Sunshine and me

Sunshine and me
spiraling into my center

Thursday, February 10, 2011

I am recovering from bronchitis and a sinus infection. Blargh!

But I consciously chose the cough medicine without the codeine. Yep. Good choice for me.

And while I have been ill I have not been idle in my head. Oh no.

I'm working around accepting that *toxic* is what we call how my family system works. I'm working with that because when I hear that I hear *my family system is evil* and then I judge not just the system but myself and then I feel guilty because my family system is broken. (It's a lovely space inside my head. Especially when i am ill and sleep a lot.)

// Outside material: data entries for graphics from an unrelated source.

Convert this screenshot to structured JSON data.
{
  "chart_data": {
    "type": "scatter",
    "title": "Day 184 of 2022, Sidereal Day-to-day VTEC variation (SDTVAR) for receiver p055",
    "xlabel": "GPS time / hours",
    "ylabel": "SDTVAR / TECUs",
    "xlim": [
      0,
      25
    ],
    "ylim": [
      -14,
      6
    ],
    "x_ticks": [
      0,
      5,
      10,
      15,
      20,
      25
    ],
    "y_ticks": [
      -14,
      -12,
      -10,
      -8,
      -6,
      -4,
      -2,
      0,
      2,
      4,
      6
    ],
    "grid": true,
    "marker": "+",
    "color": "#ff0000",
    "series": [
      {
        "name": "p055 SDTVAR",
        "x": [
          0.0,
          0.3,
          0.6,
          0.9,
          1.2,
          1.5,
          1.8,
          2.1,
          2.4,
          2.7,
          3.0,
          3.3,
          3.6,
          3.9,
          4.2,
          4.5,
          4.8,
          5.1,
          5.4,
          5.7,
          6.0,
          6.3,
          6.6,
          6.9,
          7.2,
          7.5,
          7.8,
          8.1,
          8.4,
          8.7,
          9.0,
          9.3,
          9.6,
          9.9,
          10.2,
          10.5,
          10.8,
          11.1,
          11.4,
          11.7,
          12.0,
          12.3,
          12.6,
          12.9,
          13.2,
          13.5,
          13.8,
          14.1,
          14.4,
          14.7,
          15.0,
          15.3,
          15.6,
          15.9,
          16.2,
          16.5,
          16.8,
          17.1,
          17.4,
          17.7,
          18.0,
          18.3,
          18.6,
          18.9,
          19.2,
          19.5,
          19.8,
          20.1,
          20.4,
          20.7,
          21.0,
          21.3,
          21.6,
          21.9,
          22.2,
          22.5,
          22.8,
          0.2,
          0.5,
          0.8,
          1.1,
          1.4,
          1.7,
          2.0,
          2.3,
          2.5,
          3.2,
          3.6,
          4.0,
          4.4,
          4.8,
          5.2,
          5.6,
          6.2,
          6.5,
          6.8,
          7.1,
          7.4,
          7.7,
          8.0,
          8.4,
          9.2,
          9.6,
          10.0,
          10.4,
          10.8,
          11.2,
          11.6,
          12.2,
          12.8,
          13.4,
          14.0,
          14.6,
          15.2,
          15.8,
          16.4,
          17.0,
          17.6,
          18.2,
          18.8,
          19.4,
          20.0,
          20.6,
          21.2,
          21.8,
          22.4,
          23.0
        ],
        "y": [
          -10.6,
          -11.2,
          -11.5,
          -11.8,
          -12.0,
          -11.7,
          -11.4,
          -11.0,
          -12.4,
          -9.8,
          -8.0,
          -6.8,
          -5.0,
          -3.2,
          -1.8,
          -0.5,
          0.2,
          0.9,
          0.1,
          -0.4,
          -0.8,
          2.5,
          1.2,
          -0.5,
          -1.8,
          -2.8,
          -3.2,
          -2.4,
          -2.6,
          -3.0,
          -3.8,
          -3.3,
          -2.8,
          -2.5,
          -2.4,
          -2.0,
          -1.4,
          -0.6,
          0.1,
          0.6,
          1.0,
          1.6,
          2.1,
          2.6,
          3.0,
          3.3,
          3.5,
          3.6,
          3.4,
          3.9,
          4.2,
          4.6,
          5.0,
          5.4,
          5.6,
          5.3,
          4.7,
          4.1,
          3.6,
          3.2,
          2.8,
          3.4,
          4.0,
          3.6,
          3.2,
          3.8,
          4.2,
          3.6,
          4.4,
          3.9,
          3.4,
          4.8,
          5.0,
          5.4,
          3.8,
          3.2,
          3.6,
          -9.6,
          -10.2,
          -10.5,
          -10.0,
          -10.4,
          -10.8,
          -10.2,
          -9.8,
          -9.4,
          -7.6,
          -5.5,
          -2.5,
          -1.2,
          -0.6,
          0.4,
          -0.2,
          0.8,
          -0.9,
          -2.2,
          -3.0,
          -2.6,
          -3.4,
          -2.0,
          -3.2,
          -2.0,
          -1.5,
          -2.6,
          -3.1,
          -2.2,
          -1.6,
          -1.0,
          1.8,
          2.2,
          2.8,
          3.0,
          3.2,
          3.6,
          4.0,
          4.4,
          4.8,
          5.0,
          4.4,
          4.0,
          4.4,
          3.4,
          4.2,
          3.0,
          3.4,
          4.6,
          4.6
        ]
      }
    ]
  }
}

My family system IS toxic. It IS broken. a lot of really insane stuff has been passed to me and, naturally, I assumed that this is the way the rest of the humans operate too. I am finding that while the rest of the humans may have some sort of broken system of their own, the one I grew up in was quite nasty.

That's actually okay. Cause I'm trying NOT to pass on the nastiness and trying to see it and change it for myself.

I tell people that I was raised by wolves. I would probably function better on a social level if I had been. If my dogs are anything to go by.

Right now, I am trying not to harrass myself about this but to find the quiet space in myself and let the healing work. Cause I think I make it worse for myself by thinking I need to stir things up and really, the universe does not need my help. Just my willingness.